Haben Sie gesehen, wie bei Trumps „Tag der Befreiung“ am Mittwoch ein Vertreter der mächtigen US-Gewerkschaft United Auto Workers (UAW) die Zölle lobte. Ich hätte darüber gern mehr erfahren. Aber was in Deutschland nicht ins eigene Weltbild passt, wird passend gemacht oder verschwiegen. Perspektivwechsel gelten als degoutant. Haltung ist wichtig. Auch wenn’s mal schiefgeht. Das zeigt sich an diversen Flops, an deren Folgen die Bundesrepublik schon länger laboriert.
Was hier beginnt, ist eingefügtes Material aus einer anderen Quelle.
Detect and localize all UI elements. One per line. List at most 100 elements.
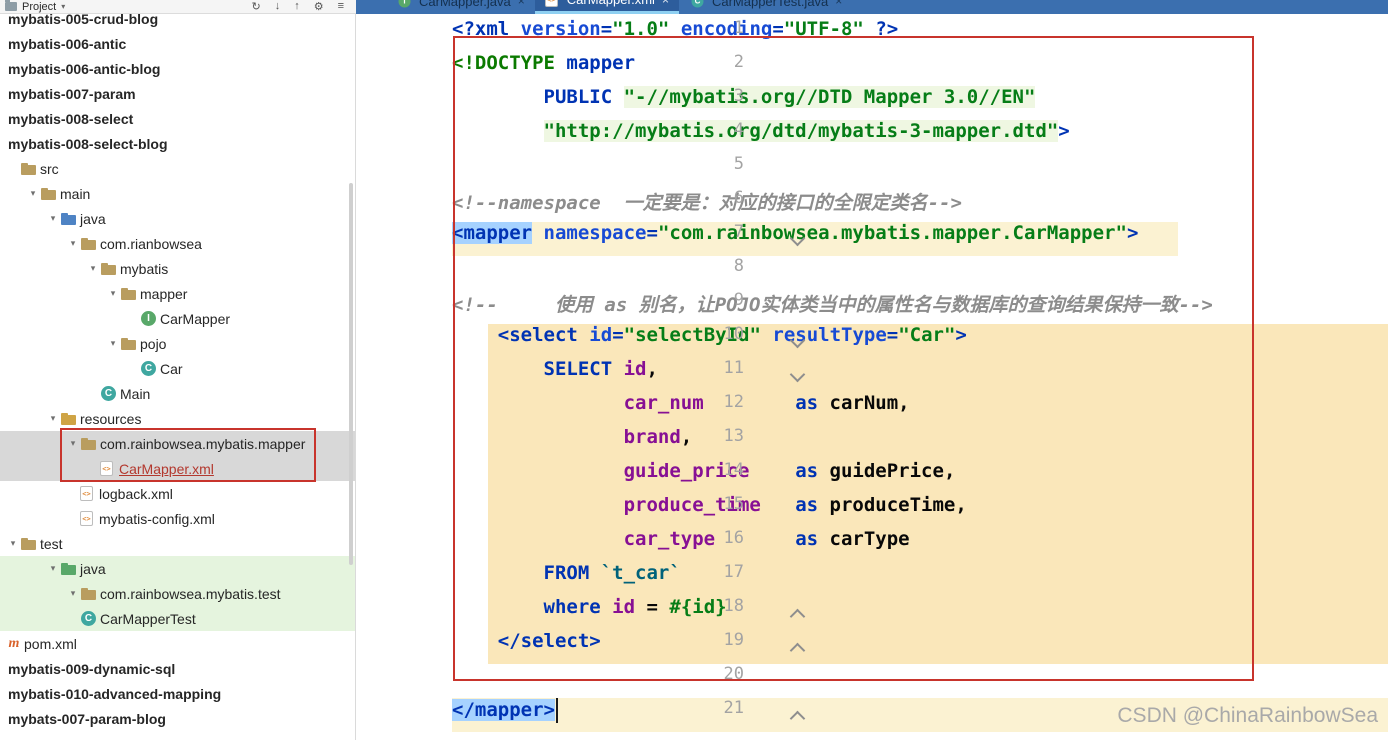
tree-item-mybatis-010-advanced-mapping[interactable]: mybatis-010-advanced-mapping <box>0 681 356 706</box>
tree-item-label: CarMapperTest <box>100 610 196 627</box>
settings-gear-icon[interactable]: ⚙ <box>314 0 324 13</box>
watermark: CSDN @ChinaRainbowSea <box>1117 704 1378 727</box>
tab-label: CarMapper.xml <box>567 0 655 7</box>
annotation-red-box-editor <box>453 36 1254 681</box>
package-icon <box>80 236 98 252</box>
tree-item-pojo[interactable]: ▾ pojo <box>0 331 356 356</box>
close-icon[interactable]: × <box>662 0 669 7</box>
tree-item-label: test <box>40 535 63 552</box>
tree-item-logback-xml[interactable]: <> logback.xml <box>0 481 356 506</box>
tree-item-mybats-007-param-blog[interactable]: mybats-007-param-blog <box>0 706 356 731</box>
tree-item-mapper[interactable]: ▾ mapper <box>0 281 356 306</box>
tree-item-carmappertest[interactable]: C CarMapperTest <box>0 606 356 631</box>
tree-item-car[interactable]: C Car <box>0 356 356 381</box>
tree-item-java[interactable]: ▾ java <box>0 206 356 231</box>
code-line-21[interactable]: </mapper> <box>452 698 558 732</box>
editor-tabs: I CarMapper.java × <> CarMapper.xml × C CarMapp… <box>356 0 1388 14</box>
expand-all-icon[interactable]: ↑ <box>294 0 300 13</box>
collapse-all-icon[interactable]: ↓ <box>275 0 281 13</box>
chevron-down-icon[interactable]: ▾ <box>26 188 40 199</box>
annotation-red-box-tree <box>60 428 316 482</box>
class-icon: C <box>141 361 156 376</box>
tree-item-label: mybatis-config.xml <box>99 510 215 527</box>
panel-divider <box>355 0 356 740</box>
folder-green-icon <box>60 561 78 577</box>
tree-item-mybatis-007-param[interactable]: mybatis-007-param <box>0 81 356 106</box>
folder-res-icon <box>60 411 78 427</box>
chevron-down-icon[interactable]: ▾ <box>66 238 80 249</box>
xml-file-icon: <> <box>544 0 558 7</box>
tab-carmapper-xml[interactable]: <> CarMapper.xml × <box>534 0 679 14</box>
tree-item-label: java <box>80 210 106 227</box>
xml-file-icon: <> <box>80 511 93 526</box>
project-panel-header: Project ▾ ↻ ↓ ↑ ⚙ ≡ <box>0 0 356 14</box>
tree-item-test[interactable]: ▾ test <box>0 531 356 556</box>
tree-item-com-rianbowsea[interactable]: ▾ com.rianbowsea <box>0 231 356 256</box>
class-icon: C <box>101 386 116 401</box>
locate-icon[interactable]: ↻ <box>251 0 260 13</box>
tree-item-label: CarMapper <box>160 310 231 327</box>
chevron-down-icon[interactable]: ▾ <box>61 2 65 11</box>
tree-item-label: main <box>60 185 91 202</box>
chevron-down-icon[interactable]: ▾ <box>6 538 20 549</box>
tree-item-java[interactable]: ▾ java <box>0 556 356 581</box>
tree-item-label: src <box>40 160 59 177</box>
class-icon: C <box>81 611 96 626</box>
tab-label: CarMapper.java <box>419 0 511 9</box>
chevron-down-icon[interactable]: ▾ <box>86 263 100 274</box>
maven-icon: m <box>8 635 20 651</box>
close-icon[interactable]: × <box>835 0 842 8</box>
chevron-down-icon[interactable]: ▾ <box>106 288 120 299</box>
project-tree-scrollbar[interactable] <box>349 183 353 565</box>
chevron-down-icon[interactable]: ▾ <box>46 413 60 424</box>
tree-item-label: pojo <box>140 335 167 352</box>
tree-item-label: com.rainbowsea.mybatis.test <box>100 585 281 602</box>
editor-tab-bar: I CarMapper.java × <> CarMapper.xml × C CarMapp… <box>356 0 1388 14</box>
tree-item-label: Car <box>160 360 183 377</box>
chevron-down-icon[interactable]: ▾ <box>46 563 60 574</box>
tree-item-label: java <box>80 560 106 577</box>
tree-item-main[interactable]: ▾ main <box>0 181 356 206</box>
tree-item-label: pom.xml <box>24 635 77 652</box>
tree-item-label: com.rianbowsea <box>100 235 202 252</box>
text-caret <box>555 698 558 723</box>
tree-item-label: mybatis-008-select <box>8 110 134 127</box>
tree-item-main[interactable]: C Main <box>0 381 356 406</box>
tree-item-mybatis-009-dynamic-sql[interactable]: mybatis-009-dynamic-sql <box>0 656 356 681</box>
tree-item-mybatis-006-antic[interactable]: mybatis-006-antic <box>0 31 356 56</box>
tree-item-label: mapper <box>140 285 188 302</box>
tab-carmapper-java[interactable]: I CarMapper.java × <box>386 0 535 14</box>
tree-item-label: mybatis-006-antic-blog <box>8 60 161 77</box>
folder-icon <box>20 536 38 552</box>
tree-item-mybatis-008-select-blog[interactable]: mybatis-008-select-blog <box>0 131 356 156</box>
chevron-down-icon[interactable]: ▾ <box>106 338 120 349</box>
tab-carmappertest-java[interactable]: C CarMapperTest.java × <box>679 0 852 14</box>
chevron-down-icon[interactable]: ▾ <box>66 588 80 599</box>
interface-icon: I <box>141 311 156 326</box>
tree-item-mybatis-config-xml[interactable]: <> mybatis-config.xml <box>0 506 356 531</box>
folder-icon <box>20 161 38 177</box>
folder-blue-icon <box>60 211 78 227</box>
folder-icon <box>40 186 58 202</box>
line-number-21: 21 <box>723 698 744 718</box>
menu-icon[interactable]: ≡ <box>338 0 344 13</box>
tree-item-mybatis[interactable]: ▾ mybatis <box>0 256 356 281</box>
chevron-down-icon[interactable]: ▾ <box>46 213 60 224</box>
tree-item-mybatis-006-antic-blog[interactable]: mybatis-006-antic-blog <box>0 56 356 81</box>
class-icon: C <box>691 0 704 7</box>
tree-item-label: mybatis <box>120 260 169 277</box>
tree-item-com-rainbowsea-mybatis-test[interactable]: ▾ com.rainbowsea.mybatis.test <box>0 581 356 606</box>
tab-label: CarMapperTest.java <box>711 0 829 9</box>
tree-item-pom-xml[interactable]: m pom.xml <box>0 631 356 656</box>
package-icon <box>80 586 98 602</box>
close-icon[interactable]: × <box>518 0 525 8</box>
tree-item-carmapper[interactable]: I CarMapper <box>0 306 356 331</box>
tree-item-label: mybatis-008-select-blog <box>8 135 168 152</box>
tree-item-label: mybatis-010-advanced-mapping <box>8 685 222 702</box>
tree-item-mybatis-008-select[interactable]: mybatis-008-select <box>0 106 356 131</box>
tree-item-label: mybatis-007-param <box>8 85 136 102</box>
tree-item-label: mybatis-009-dynamic-sql <box>8 660 176 677</box>
project-panel-title: Project <box>22 0 57 13</box>
project-tree: mybatis-005-crud-blog mybatis-006-antic my… <box>0 0 356 740</box>
tree-item-src[interactable]: src <box>0 156 356 181</box>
Ich war in meiner Jugend auch links. Das ist völlig okay. Aber dann wird man ja älter und etwas pragmatischer. In der Flüchtlingskrise 2015 fiel mir zum Beispiel auf, wie wir Medien uns aufgeopfert haben, eine neue „Willkommenskultur“ zu feiern, während bei anderen Leuten längst die Frage keimte: Wer kommt da eigentlich?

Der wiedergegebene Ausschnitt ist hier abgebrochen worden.